H3K27-mutant diffuse midline gliomas (DMGs) are defined as grade IV tumors by the World Health Organization. DMGs are inoperable and resistant to chemo/radio therapies. Median survival ranges from 8-11 months, with 2% of patients surviving beyond 5 years. H3K27M mutations lead to global epigenetic and transcriptional reprogramming driven by global loss of negative transcriptional regulator H3K27 trimethylation (H3K27me3). Loss of H3K27me3 is an initiating event in gliomagenesis. This disease lacks appropriate models to predict disease biology and response to treatment. Therefore, we developed a novel syngeneic H3K27M mouse model. An unbiased integrated systems biology approach identified that H3K27M but not isogenic controls relied on the amino acid methionine and the enzyme Methionine Adenosyltransferase 2A (MAT2A). MAT2A is a central regulator of one-carbon metabolism by converting methionine to S-adenosylmethionine (SAM), the universal methyl-donor for protein and nucleotide methylation reactions. In complementary genetic approaches, we applied these findings to patient-derived cell lines with the H3K27M mutation.
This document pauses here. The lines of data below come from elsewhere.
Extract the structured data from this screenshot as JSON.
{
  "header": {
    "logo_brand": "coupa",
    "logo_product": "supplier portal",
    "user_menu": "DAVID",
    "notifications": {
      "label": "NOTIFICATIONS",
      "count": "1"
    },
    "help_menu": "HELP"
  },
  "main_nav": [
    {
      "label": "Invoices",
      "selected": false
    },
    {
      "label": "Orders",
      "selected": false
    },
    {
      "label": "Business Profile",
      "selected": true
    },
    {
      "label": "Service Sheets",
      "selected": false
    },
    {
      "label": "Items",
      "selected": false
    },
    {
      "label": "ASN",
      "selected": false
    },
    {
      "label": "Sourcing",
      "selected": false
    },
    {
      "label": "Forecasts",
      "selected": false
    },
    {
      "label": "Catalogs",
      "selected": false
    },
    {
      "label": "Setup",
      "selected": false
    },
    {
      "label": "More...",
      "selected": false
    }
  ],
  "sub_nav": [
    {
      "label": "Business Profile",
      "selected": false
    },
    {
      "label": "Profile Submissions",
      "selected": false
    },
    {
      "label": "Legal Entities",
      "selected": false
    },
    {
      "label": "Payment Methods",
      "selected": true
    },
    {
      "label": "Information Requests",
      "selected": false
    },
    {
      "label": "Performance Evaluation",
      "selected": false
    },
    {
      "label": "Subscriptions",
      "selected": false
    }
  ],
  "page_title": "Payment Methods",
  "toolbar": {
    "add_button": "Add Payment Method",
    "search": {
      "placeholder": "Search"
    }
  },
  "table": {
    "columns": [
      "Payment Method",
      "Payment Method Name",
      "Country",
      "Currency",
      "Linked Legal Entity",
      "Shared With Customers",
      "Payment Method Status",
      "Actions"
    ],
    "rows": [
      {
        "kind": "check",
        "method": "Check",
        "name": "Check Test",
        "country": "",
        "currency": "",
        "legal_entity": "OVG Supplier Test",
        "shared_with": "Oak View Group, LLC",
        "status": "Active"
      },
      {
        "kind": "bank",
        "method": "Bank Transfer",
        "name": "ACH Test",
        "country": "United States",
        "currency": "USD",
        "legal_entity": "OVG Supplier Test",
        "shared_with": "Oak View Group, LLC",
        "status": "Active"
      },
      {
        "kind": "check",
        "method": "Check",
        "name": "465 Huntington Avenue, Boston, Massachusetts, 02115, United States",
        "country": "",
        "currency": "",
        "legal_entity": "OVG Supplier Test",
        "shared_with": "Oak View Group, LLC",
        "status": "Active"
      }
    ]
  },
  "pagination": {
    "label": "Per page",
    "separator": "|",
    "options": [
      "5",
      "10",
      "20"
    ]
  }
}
We hypothesize that MAT2A abrogation, genetic/pharmacological, would alter DMG viability by disrupting the methylome. The current MAT2A sensitivity paradigm is based on Methylthioadenosine Phosphorylase (MTAP) deletion through a synthetic lethal mechanism. We provide a novel mechanism whereby H3K27M cells are sensitive to MAT2A loss, independent of MTAP and through Adenosylmethionine Decarboxylase 1 (AMD1) overexpression disrupting MAT2A regulation. This results in H3K27M cells having lower MAT2A protein levels, conferring a sensitivity by inhibiting residual MAT2A. Genetic/pharmacological aberrations to MAT2A resulted in reduced proliferation. Parallel H3K36me3 ChIP and RNA-sequencing identified loss of oncogenic and developmental transcriptional programs associated with MAT2A loss. In vivo syngeneic and patient-derived xenograft models with both inducible MAT2A knockdown or methionine restricted diets showed extended survival. These results suggest novel interactions between methionine metabolism and the epigenome of H3K27M gliomas and provide evidence that MAT2A, presents exploitable therapeutic vulnerabilities in histone mutant gliomas.